Her iki örnekte de yapılan işlemlere ilişkin yüklenilen KDV indirilebilecek, ancak indirim yoluyla giderilemeyen KDV iade edilemeyecektir.
5.SONUÇ
Gıda bankacılığı kavramı vergi mükelleflerinin gıda, temizlik, giyim ve yakacak maddeleri olarak kabul edilen, ister kendi ürettiği, isterse satın aldığı ürünleri tüzük veya senetlerinde ihtiyacı olanlara gıda bağışı yapabileceğine dair hüküm bulunan dernek ve vakıflar aracılığıyla ihtiyacı olanlara vererek hem iyilikte bulunması hem de vergi indiriminden faydalanmasıdır.
Yılın bu son günlerinde işletmeler stok revizyonu yaparak risk ve maliyetlerini azaltma yoluna gitmektedirler. İşletmelerin stok seviyelerinin yüksek olması beraberinde birçok sorunu ve göz önünde bulundurulması gereken riskleri de beraberinde getirmektedir. Bu nedenle işletmelerin stoklarında bulunan üretim fazlası, paketleme veya kodlama hatası sebebiyle piyasaya sürülemeyen, raf ömrünün bitimine az bir süre kalan, sağlık şartlarına uygun ancak hasarlı, piyasaya sunulamayan ancak yeniden paketlemeye ihtiyaç duyulan ürünlerinin gıda bankacılığı kapsamında olan ürünlerden olması durumunda bunları bağışlayarak gıda bankacılığının vergisel avantajlarından faydalanma imkanları bulunmaktadır.
KAYNAKÇA :
- 251 seri no’lu Gelir Vergisi Genel Tebliği
- Özelge: https://alomaliye.com/2011/05/04/gida-bankaciligi-hakkinda-ozelge/
- Öğüz Akarçay, Ayça ve Akarçay, Çağatay. Türkiye’de Uygulanan Gıda Bankacılığı Sisteminin İşleyişi ve Vergisel Avantajlarının Diğer Ülkelerle Karşılaştırılması. Marmara Üniversitesi Öneri Dergisi,2012,44,1-16.

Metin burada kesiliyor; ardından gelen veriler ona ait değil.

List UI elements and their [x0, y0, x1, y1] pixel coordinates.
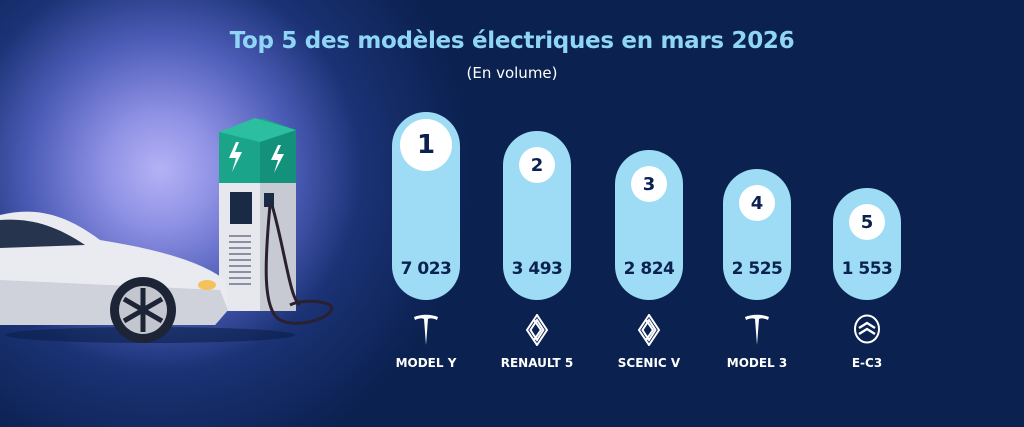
chart-title: Top 5 des modèles électriques en mars 20…: [229, 28, 795, 54]
tesla-logo-icon: [392, 314, 460, 346]
charging-station-icon: [219, 118, 334, 325]
rank-badge: 5: [849, 204, 885, 240]
rank-badge: 3: [631, 166, 667, 202]
bar-5: 5 1 553: [833, 188, 901, 300]
chart-subtitle: (En volume): [466, 64, 558, 82]
tesla-logo-icon: [723, 314, 791, 346]
category-label: RENAULT 5: [500, 356, 574, 370]
bar-2: 2 3 493: [503, 131, 571, 300]
rank-badge: 4: [739, 185, 775, 221]
bar-4: 4 2 525: [723, 169, 791, 300]
category-label: E-C3: [851, 356, 883, 370]
rank-badge: 2: [519, 147, 555, 183]
bar-1: 1 7 023: [392, 112, 460, 300]
category-label: MODEL 3: [726, 356, 788, 370]
renault-logo-icon: [503, 314, 571, 346]
bar-value-label: 7 023: [400, 259, 452, 279]
category-label: MODEL Y: [395, 356, 457, 370]
bar-value-label: 1 553: [841, 259, 893, 279]
citroen-logo-icon: [833, 314, 901, 344]
bar-3: 3 2 824: [615, 150, 683, 300]
electric-car-icon: [0, 211, 228, 343]
bar-value-label: 2 824: [623, 259, 675, 279]
renault-logo-icon: [615, 314, 683, 346]
car-charging-illustration: [0, 118, 334, 343]
bar-value-label: 3 493: [511, 259, 563, 279]
category-label: SCENIC V: [617, 356, 681, 370]
rank-badge: 1: [400, 119, 452, 171]
bar-value-label: 2 525: [731, 259, 783, 279]
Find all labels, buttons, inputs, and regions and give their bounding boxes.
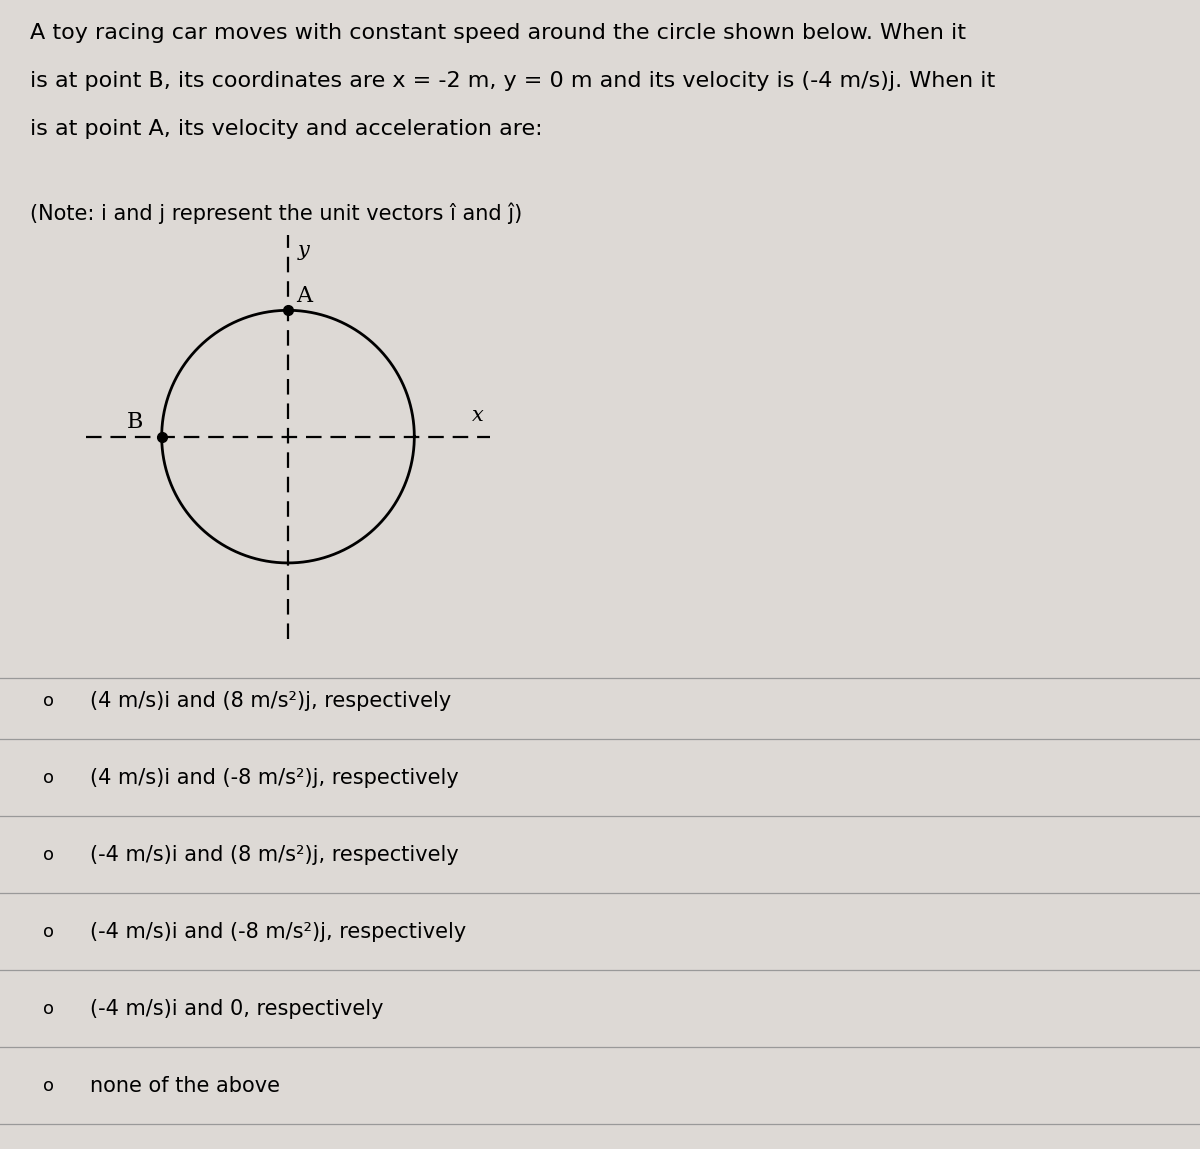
Text: o: o	[42, 1000, 54, 1018]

- Eren, Metin. “Fakirlere Yardım Etmek Maksadıyla Kurulan Gıda Bankacılığının Vergisel Boyutu ve Muhasebeleştirilmesi” Mali Çözüm Dergisi, Ocak-Şubat 2019:123-143.
- Sayın, Züleyha. “Sosyal Sorumluluk Kapsamında Gıda Bankacılığı Sistemi ve Bir Uygulama”, Yüksek Lisans Tezi. Marmara Üniversitesi Sosyal Bilimler Enstitüsü, 2013.